The woman now suffers from chronic anxiety, insomnia, nightmares and is fearful of everyday situations and objects. The sight of an ATM machine, a young man in a hoodie, a large body of water, guns and an affectionate touch from a friend are among triggers that trigger recollections of the attack, she said.

The woman said she no longer feels comfortable in her own body, "because I am the crime scene."

The woman's best friend testified that the person she knew before Hayes violated her friend is gone.

"She's never going to be the person she was before," the friend testified. "When someone has a traumatic brain injury, you can see the scars, but you can't see these scars. She's a totally different person now."

The victim was preparing to graduate from college magna cum laude in the months before she was raped. Her cap and gown and a special pair of shoes she'd bought to walk across the stage were carelessly tossed out of her car by Hayes, along with textbooks, as he drove away after leaving her on a Texarkana, Ark., street, fearful that he would shoot her as she ran.

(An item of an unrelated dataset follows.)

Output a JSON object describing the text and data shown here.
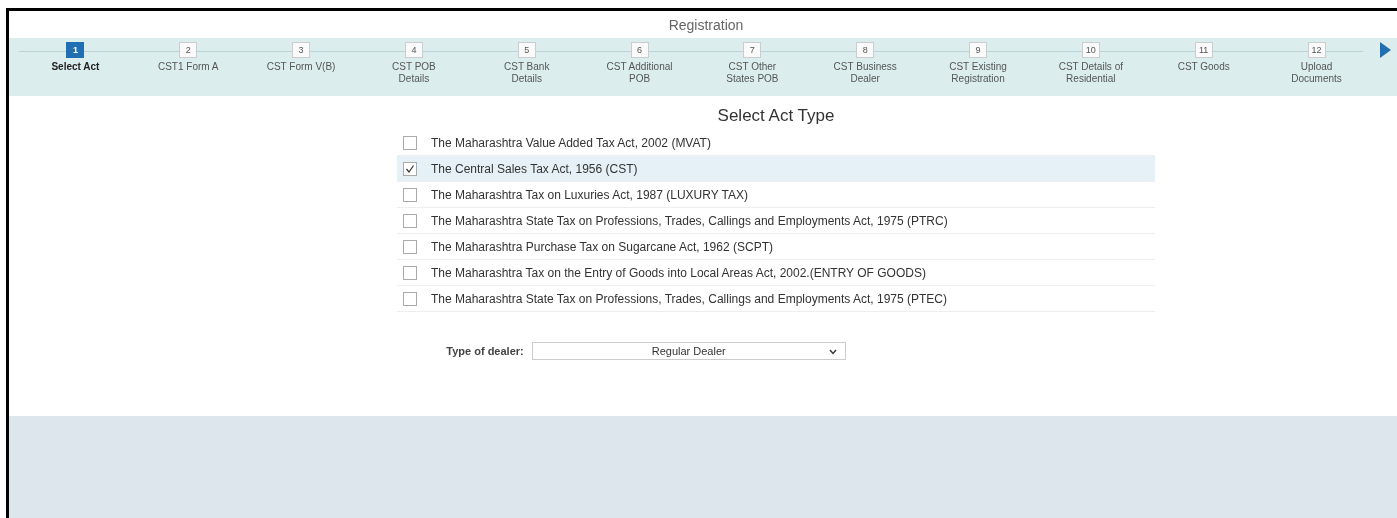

After the victim's moving impact statement, Hayes took the stand. He apologized to his young son, his mother, his family and to the victim. Hayes said he feels like a "monster" and the "scum of the Earth," gave a long speech about how he lost his connection with God and asked the jury for mercy.

Chief Deputy Prosecuting Attorney Chuck Black gutted Hayes' account on cross-examination.

"You're asking this court and this jury for mercy. When did you show (the victim) any mercy? Tell us that," Black asked.

Black asked Hayes if he was sorry as he used crude language to refer to the woman and the activities he forced her to engage in against her will.

"Were you thinking about your wife when you were over there raping this lady at her house," Black pressed. "Were you sorry when you were lying to Detective (Jason) Haak?"

Hayes responded by saying he told Haak to apologize to the victim on his behalf.

"But you lied about initiating this contact, didn't you," Black asked, referring to claims Hayes made in a videotaped interview with Haak that sex was the victim's idea.

Hayes responded, "No, I did not."

Black's cheeks flooded crimson as he continued: "Are you still saying she led you down the hallway and gave you (sex)?"

"Yes," Hayes replied.

Black's voice reached a fever pitch as he said, "The only thing you're sorry for is getting caught. That is the only thing you're sorry for."

In her closing arguments, Deputy Prosecuting Attorney Connie Mitchell referred to Hayes' claim that he asked Haak to tell the victim he was sorry.

"At the end of that video, Det. Haak asked Mr. Hayes if he wanted him to apologize to (the victim) and you remember what he said? He said, 'No,'" Mitchell argued.

Black argued in his closing that the only thing he believes was true in Hayes' in-court apology is his description of himself as a "monster" and "scum."

More than 30 of the victim's friends and church family sat with her in court day-in and day-out. One said she hopes the words the victim spoke as she faced Hayes will come true.

"Your crimes against me have put me into a prison cell that is no less real than yours," the woman said as she steeled her gaze at him. "You gave me a life sentence by inflicting untold heartache, suffering and scars that will be with me for the rest of my days. I hope and pray that your sentence and my knowledge that you cannot ever hurt me again will give me the strength to become the survivor I hope to be."